Tell us something interesting about yourself?

In high school, I worked at an old-fashioned soda shop for a few years. I can make a pretty great milkshake!

 

What is the best part about working on the Choices Staff?

There are so many great things about the Choices Staff, it is hard to narrow it down to one. But I’d have to say the best part about working here might be the fact that I am surrounded by people who are interested in what is going on in the world and also have a passion for education.

 

What is your favorite period in history/Topic in social studies?

Much of the history I’m interested in revolves around the 1960s and ‘70s. Ever since reading The Things They Carried in high school, I’ve been interested in the Vietnam War. In college, I enjoyed taking classes on the civil rights movement and, most recently, I’ve been trying to learn more about Latin American politics during this time.
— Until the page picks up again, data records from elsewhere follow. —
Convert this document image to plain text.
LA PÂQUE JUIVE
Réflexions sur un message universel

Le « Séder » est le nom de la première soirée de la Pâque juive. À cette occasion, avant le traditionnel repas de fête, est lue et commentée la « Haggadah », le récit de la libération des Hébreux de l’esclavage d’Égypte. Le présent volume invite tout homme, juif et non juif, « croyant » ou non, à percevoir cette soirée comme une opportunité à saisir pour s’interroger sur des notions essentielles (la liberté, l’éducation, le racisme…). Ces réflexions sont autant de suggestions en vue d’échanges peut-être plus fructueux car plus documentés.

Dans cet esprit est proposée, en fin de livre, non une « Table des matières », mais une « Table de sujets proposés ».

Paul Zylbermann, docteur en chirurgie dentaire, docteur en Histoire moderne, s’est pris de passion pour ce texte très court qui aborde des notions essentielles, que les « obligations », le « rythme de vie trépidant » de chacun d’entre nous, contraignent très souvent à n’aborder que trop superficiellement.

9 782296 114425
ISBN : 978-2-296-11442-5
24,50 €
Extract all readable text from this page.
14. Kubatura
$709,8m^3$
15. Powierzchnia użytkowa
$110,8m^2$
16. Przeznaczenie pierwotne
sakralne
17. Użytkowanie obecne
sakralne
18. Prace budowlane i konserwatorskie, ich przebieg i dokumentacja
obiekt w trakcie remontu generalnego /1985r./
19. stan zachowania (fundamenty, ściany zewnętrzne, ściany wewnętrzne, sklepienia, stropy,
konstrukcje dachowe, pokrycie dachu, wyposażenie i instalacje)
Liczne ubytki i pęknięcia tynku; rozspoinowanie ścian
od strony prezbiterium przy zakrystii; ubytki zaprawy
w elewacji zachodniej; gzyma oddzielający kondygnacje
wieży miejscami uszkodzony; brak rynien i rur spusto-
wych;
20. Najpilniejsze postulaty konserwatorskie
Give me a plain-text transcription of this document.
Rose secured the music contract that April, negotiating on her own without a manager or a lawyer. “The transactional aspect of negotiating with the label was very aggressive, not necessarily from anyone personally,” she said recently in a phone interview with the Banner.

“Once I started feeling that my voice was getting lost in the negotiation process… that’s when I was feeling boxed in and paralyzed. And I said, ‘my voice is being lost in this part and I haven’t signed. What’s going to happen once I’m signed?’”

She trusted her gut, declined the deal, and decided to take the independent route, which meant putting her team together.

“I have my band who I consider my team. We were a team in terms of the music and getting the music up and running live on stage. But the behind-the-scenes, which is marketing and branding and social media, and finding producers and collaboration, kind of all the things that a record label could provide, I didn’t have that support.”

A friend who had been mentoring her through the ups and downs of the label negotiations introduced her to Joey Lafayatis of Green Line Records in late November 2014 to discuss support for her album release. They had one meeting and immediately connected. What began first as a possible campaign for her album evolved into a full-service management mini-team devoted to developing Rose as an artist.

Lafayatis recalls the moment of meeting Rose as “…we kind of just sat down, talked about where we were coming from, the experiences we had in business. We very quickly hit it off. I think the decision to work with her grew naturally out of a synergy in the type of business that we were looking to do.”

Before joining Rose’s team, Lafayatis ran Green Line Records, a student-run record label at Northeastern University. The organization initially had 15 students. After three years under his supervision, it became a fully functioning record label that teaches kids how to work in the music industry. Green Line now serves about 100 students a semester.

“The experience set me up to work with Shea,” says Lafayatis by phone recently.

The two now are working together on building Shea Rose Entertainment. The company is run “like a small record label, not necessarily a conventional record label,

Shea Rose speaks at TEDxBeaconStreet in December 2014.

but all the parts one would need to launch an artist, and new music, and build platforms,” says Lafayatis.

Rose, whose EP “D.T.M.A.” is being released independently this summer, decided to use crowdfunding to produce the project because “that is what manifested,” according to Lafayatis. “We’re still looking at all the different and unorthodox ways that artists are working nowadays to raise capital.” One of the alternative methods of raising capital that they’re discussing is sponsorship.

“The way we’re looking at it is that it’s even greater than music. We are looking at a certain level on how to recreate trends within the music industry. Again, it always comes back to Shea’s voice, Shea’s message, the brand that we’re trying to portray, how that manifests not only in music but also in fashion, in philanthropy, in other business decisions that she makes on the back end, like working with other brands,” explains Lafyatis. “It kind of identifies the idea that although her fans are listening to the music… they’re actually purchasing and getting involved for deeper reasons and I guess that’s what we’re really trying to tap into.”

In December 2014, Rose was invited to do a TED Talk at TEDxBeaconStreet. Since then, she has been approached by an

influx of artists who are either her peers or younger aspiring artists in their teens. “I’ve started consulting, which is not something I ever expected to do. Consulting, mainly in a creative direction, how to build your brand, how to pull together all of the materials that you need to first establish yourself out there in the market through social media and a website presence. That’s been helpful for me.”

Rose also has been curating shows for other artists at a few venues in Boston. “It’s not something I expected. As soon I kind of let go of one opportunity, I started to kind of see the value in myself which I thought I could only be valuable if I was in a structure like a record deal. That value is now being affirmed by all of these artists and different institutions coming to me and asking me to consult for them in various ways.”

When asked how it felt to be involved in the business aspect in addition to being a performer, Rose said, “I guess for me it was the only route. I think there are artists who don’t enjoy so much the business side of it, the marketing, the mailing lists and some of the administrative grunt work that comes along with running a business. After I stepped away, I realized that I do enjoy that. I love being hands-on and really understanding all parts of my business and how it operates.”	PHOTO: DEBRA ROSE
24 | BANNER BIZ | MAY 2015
I enjoy learning about 1960s Latin America most through literature and art.

 

What are you working on now?

Maya and I are currently revising the unit, India’s Independence and the Question of Partition. The revised curriculum will focus on the experience of partition in the province of Bengal (modern day Bangladesh). I am thrilled about the revisions we’ve made based on our discussions with scholars at Brown and other universities.

 

What is the most interesting part of the curriculum design process?

I really enjoy working with the writing team to brainstorm unique ways we can present history, whether it’s through images, songs, or primary source documents. There’s a creative element to the process that makes writing Choices curricula exciting.